The evolving contour must be manifest for the reader so she can recognize, resist, appropriate, possess, replace, and deploy the existing contour not just in its logic and nuance but in its plasticity. She should be able to mold and extend the existing structure at each point of replacement and to transform it to her own uses.

In this much, at least, I have been consistent in both minds (though whether consistency is a virtue in the late age of print will be seen in its fool's patterns). In 1986 my first pass statement on multiple hyperfictions in "Selfish Interactions" asked its readers to "suppose a text can anticipate unpredictable variations upon it"; likewise, the 1988 article "Siren Shapes," the first of my pedagogical theoretical narratives suggested that "transformation of knowledge... is the litmus test we should use in judging both exploratory and constructive hypertexts."

In the end, of course, it isn't for me to say whether two minds stuck for some years on a simple idea flap like the fabric of kites caught on a single pole or whether the licking undulation of their fabric in air speaks in the billow of being made up as a bed is. What I can insist is that these patterns of apparent consistency are what Carolyn Guyer calls "objects of our lives... inventions that operate somewhat like navigational devices, placemarkers if you will."

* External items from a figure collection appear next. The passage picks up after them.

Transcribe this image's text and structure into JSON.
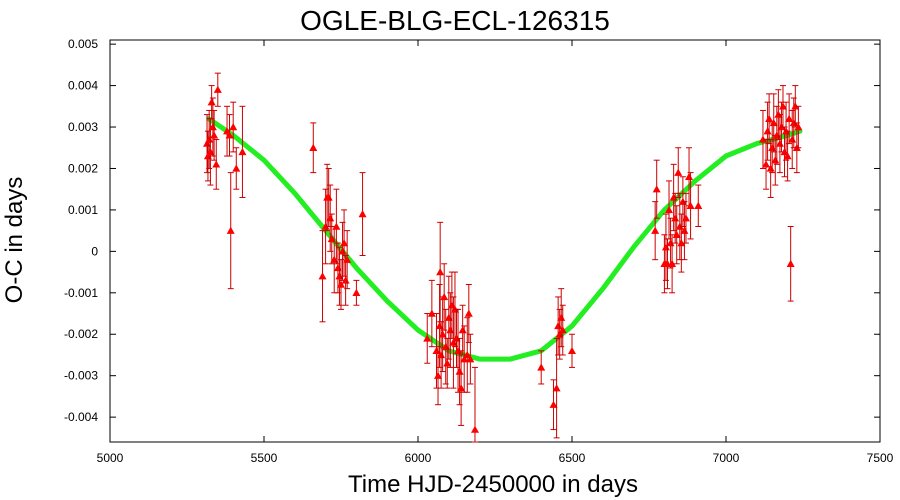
{
  "chart_data": {
    "type": "scatter",
    "title": "OGLE-BLG-ECL-126315",
    "xlabel": "Time HJD-2450000 in days",
    "ylabel": "O-C in days",
    "xlim": [
      5000,
      7500
    ],
    "ylim": [
      -0.0046,
      0.0051
    ],
    "x_ticks": [
      5000,
      5500,
      6000,
      6500,
      7000,
      7500
    ],
    "x_tick_labels": [
      "5000",
      "5500",
      "6000",
      "6500",
      "7000",
      "7500"
    ],
    "y_ticks": [
      0.005,
      0.004,
      0.003,
      0.002,
      0.001,
      0,
      -0.001,
      -0.002,
      -0.003,
      -0.004
    ],
    "y_tick_labels": [
      "0.005",
      "0.004",
      "0.003",
      "0.002",
      "0.001",
      "0",
      "-0.001",
      "-0.002",
      "-0.003",
      "-0.004"
    ],
    "grid": false,
    "colors": {
      "points": "#ff0000",
      "errorbars": "#cc0000",
      "fit": "#22ee22"
    },
    "series": [
      {
        "type": "scatter_errorbars",
        "points": [
          {
            "x": 5315,
            "y": 0.0026,
            "err": 0.0007
          },
          {
            "x": 5318,
            "y": 0.0023,
            "err": 0.0006
          },
          {
            "x": 5322,
            "y": 0.0027,
            "err": 0.0007
          },
          {
            "x": 5326,
            "y": 0.0024,
            "err": 0.0008
          },
          {
            "x": 5330,
            "y": 0.0036,
            "err": 0.0004
          },
          {
            "x": 5334,
            "y": 0.003,
            "err": 0.0007
          },
          {
            "x": 5338,
            "y": 0.0028,
            "err": 0.0006
          },
          {
            "x": 5345,
            "y": 0.0021,
            "err": 0.0006
          },
          {
            "x": 5350,
            "y": 0.0039,
            "err": 0.0004
          },
          {
            "x": 5380,
            "y": 0.0029,
            "err": 0.0006
          },
          {
            "x": 5388,
            "y": 0.0028,
            "err": 0.0005
          },
          {
            "x": 5392,
            "y": 0.0005,
            "err": 0.0014
          },
          {
            "x": 5400,
            "y": 0.003,
            "err": 0.0006
          },
          {
            "x": 5410,
            "y": 0.002,
            "err": 0.0005
          },
          {
            "x": 5430,
            "y": 0.0024,
            "err": 0.0011
          },
          {
            "x": 5660,
            "y": 0.0025,
            "err": 0.0006
          },
          {
            "x": 5690,
            "y": -0.0006,
            "err": 0.0011
          },
          {
            "x": 5700,
            "y": 0.0006,
            "err": 0.0009
          },
          {
            "x": 5705,
            "y": 0.0013,
            "err": 0.0008
          },
          {
            "x": 5710,
            "y": 0.0013,
            "err": 0.0007
          },
          {
            "x": 5715,
            "y": 0.0008,
            "err": 0.0008
          },
          {
            "x": 5720,
            "y": 0.0003,
            "err": 0.0006
          },
          {
            "x": 5728,
            "y": -0.0002,
            "err": 0.0008
          },
          {
            "x": 5735,
            "y": 0.0006,
            "err": 0.0009
          },
          {
            "x": 5740,
            "y": -0.0004,
            "err": 0.0006
          },
          {
            "x": 5745,
            "y": -0.0006,
            "err": 0.0007
          },
          {
            "x": 5750,
            "y": -0.0008,
            "err": 0.0006
          },
          {
            "x": 5755,
            "y": 0.0,
            "err": 0.0007
          },
          {
            "x": 5760,
            "y": 0.0002,
            "err": 0.0008
          },
          {
            "x": 5765,
            "y": -0.0007,
            "err": 0.0006
          },
          {
            "x": 5770,
            "y": -0.0002,
            "err": 0.0007
          },
          {
            "x": 5800,
            "y": -0.001,
            "err": 0.0003
          },
          {
            "x": 5820,
            "y": 0.0009,
            "err": 0.001
          },
          {
            "x": 6030,
            "y": -0.0021,
            "err": 0.0006
          },
          {
            "x": 6045,
            "y": -0.0015,
            "err": 0.0008
          },
          {
            "x": 6060,
            "y": -0.0024,
            "err": 0.0009
          },
          {
            "x": 6065,
            "y": -0.003,
            "err": 0.0007
          },
          {
            "x": 6070,
            "y": -0.0018,
            "err": 0.001
          },
          {
            "x": 6072,
            "y": -0.0005,
            "err": 0.0012
          },
          {
            "x": 6075,
            "y": -0.0025,
            "err": 0.0008
          },
          {
            "x": 6080,
            "y": -0.002,
            "err": 0.0009
          },
          {
            "x": 6085,
            "y": -0.0011,
            "err": 0.0008
          },
          {
            "x": 6090,
            "y": -0.0023,
            "err": 0.0009
          },
          {
            "x": 6095,
            "y": -0.0027,
            "err": 0.0006
          },
          {
            "x": 6100,
            "y": -0.0016,
            "err": 0.001
          },
          {
            "x": 6105,
            "y": -0.0019,
            "err": 0.0009
          },
          {
            "x": 6110,
            "y": -0.0013,
            "err": 0.0008
          },
          {
            "x": 6115,
            "y": -0.0022,
            "err": 0.0011
          },
          {
            "x": 6120,
            "y": -0.0014,
            "err": 0.0009
          },
          {
            "x": 6125,
            "y": -0.0021,
            "err": 0.0007
          },
          {
            "x": 6130,
            "y": -0.0024,
            "err": 0.001
          },
          {
            "x": 6135,
            "y": -0.0029,
            "err": 0.0008
          },
          {
            "x": 6140,
            "y": -0.0033,
            "err": 0.0009
          },
          {
            "x": 6145,
            "y": -0.0019,
            "err": 0.0006
          },
          {
            "x": 6150,
            "y": -0.0026,
            "err": 0.0008
          },
          {
            "x": 6160,
            "y": -0.0025,
            "err": 0.0009
          },
          {
            "x": 6165,
            "y": -0.0015,
            "err": 0.0007
          },
          {
            "x": 6170,
            "y": -0.0026,
            "err": 0.0006
          },
          {
            "x": 6185,
            "y": -0.0043,
            "err": 0.0015
          },
          {
            "x": 6400,
            "y": -0.0028,
            "err": 0.0004
          },
          {
            "x": 6440,
            "y": -0.0037,
            "err": 0.0006
          },
          {
            "x": 6450,
            "y": -0.0033,
            "err": 0.0012
          },
          {
            "x": 6455,
            "y": -0.0018,
            "err": 0.0007
          },
          {
            "x": 6460,
            "y": -0.002,
            "err": 0.0006
          },
          {
            "x": 6465,
            "y": -0.0016,
            "err": 0.0007
          },
          {
            "x": 6470,
            "y": -0.0019,
            "err": 0.0006
          },
          {
            "x": 6500,
            "y": -0.0024,
            "err": 0.0004
          },
          {
            "x": 6770,
            "y": 0.0005,
            "err": 0.0007
          },
          {
            "x": 6775,
            "y": 0.0015,
            "err": 0.0007
          },
          {
            "x": 6800,
            "y": -0.0003,
            "err": 0.0007
          },
          {
            "x": 6805,
            "y": 0.0001,
            "err": 0.0008
          },
          {
            "x": 6810,
            "y": -0.0003,
            "err": 0.0006
          },
          {
            "x": 6815,
            "y": 0.001,
            "err": 0.0007
          },
          {
            "x": 6820,
            "y": 0.0002,
            "err": 0.0006
          },
          {
            "x": 6825,
            "y": -0.0003,
            "err": 0.0007
          },
          {
            "x": 6830,
            "y": 0.0013,
            "err": 0.0008
          },
          {
            "x": 6835,
            "y": 0.0008,
            "err": 0.0006
          },
          {
            "x": 6840,
            "y": 0.0004,
            "err": 0.0007
          },
          {
            "x": 6845,
            "y": 0.0019,
            "err": 0.0006
          },
          {
            "x": 6850,
            "y": 0.0006,
            "err": 0.0008
          },
          {
            "x": 6855,
            "y": 0.0002,
            "err": 0.0007
          },
          {
            "x": 6860,
            "y": 0.0012,
            "err": 0.0006
          },
          {
            "x": 6865,
            "y": 0.0005,
            "err": 0.0007
          },
          {
            "x": 6870,
            "y": 0.0008,
            "err": 0.0006
          },
          {
            "x": 6880,
            "y": 0.0018,
            "err": 0.0007
          },
          {
            "x": 6885,
            "y": 0.0011,
            "err": 0.0008
          },
          {
            "x": 6910,
            "y": 0.0011,
            "err": 0.0005
          },
          {
            "x": 7120,
            "y": 0.0027,
            "err": 0.0007
          },
          {
            "x": 7130,
            "y": 0.0021,
            "err": 0.0006
          },
          {
            "x": 7135,
            "y": 0.0029,
            "err": 0.0007
          },
          {
            "x": 7140,
            "y": 0.0032,
            "err": 0.0006
          },
          {
            "x": 7145,
            "y": 0.002,
            "err": 0.0007
          },
          {
            "x": 7150,
            "y": 0.0025,
            "err": 0.0006
          },
          {
            "x": 7155,
            "y": 0.0031,
            "err": 0.0007
          },
          {
            "x": 7160,
            "y": 0.0022,
            "err": 0.0006
          },
          {
            "x": 7165,
            "y": 0.0028,
            "err": 0.0007
          },
          {
            "x": 7170,
            "y": 0.0033,
            "err": 0.0006
          },
          {
            "x": 7175,
            "y": 0.0026,
            "err": 0.0007
          },
          {
            "x": 7180,
            "y": 0.003,
            "err": 0.0006
          },
          {
            "x": 7185,
            "y": 0.0035,
            "err": 0.0005
          },
          {
            "x": 7190,
            "y": 0.0024,
            "err": 0.0006
          },
          {
            "x": 7195,
            "y": 0.0029,
            "err": 0.0007
          },
          {
            "x": 7200,
            "y": 0.0023,
            "err": 0.0006
          },
          {
            "x": 7205,
            "y": 0.0032,
            "err": 0.0006
          },
          {
            "x": 7210,
            "y": -0.0003,
            "err": 0.0009
          },
          {
            "x": 7215,
            "y": 0.0027,
            "err": 0.0007
          },
          {
            "x": 7220,
            "y": 0.0031,
            "err": 0.0006
          },
          {
            "x": 7225,
            "y": 0.0035,
            "err": 0.0005
          },
          {
            "x": 7230,
            "y": 0.0025,
            "err": 0.0006
          },
          {
            "x": 7235,
            "y": 0.003,
            "err": 0.0005
          }
        ]
      },
      {
        "type": "fit_curve",
        "x": [
          5320,
          5400,
          5500,
          5600,
          5700,
          5800,
          5900,
          6000,
          6100,
          6200,
          6300,
          6400,
          6500,
          6600,
          6700,
          6800,
          6900,
          7000,
          7100,
          7200,
          7240
        ],
        "y": [
          0.0032,
          0.0028,
          0.0022,
          0.0014,
          0.0005,
          -0.0004,
          -0.0012,
          -0.0019,
          -0.0024,
          -0.0026,
          -0.0026,
          -0.0024,
          -0.0018,
          -0.0009,
          0.0001,
          0.001,
          0.0017,
          0.0023,
          0.0026,
          0.0028,
          0.0029
        ]
      }
    ]
  }
}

"We go on," she tells us, "like waves unsure of the shore, sometimes leaping backwards into the oncoming, but always moving in space-time, always finding someplace between the poles that we invent, shifting, transforming, making ourselves as we go." This is the language of sisters, of the betweenus at the end of time, of hypertext pedagogy and as poetics in the process of re(de)fining each, of minds that dare to hope to penetrate the dark edge of existence comforted by knowing we are not lost to one another.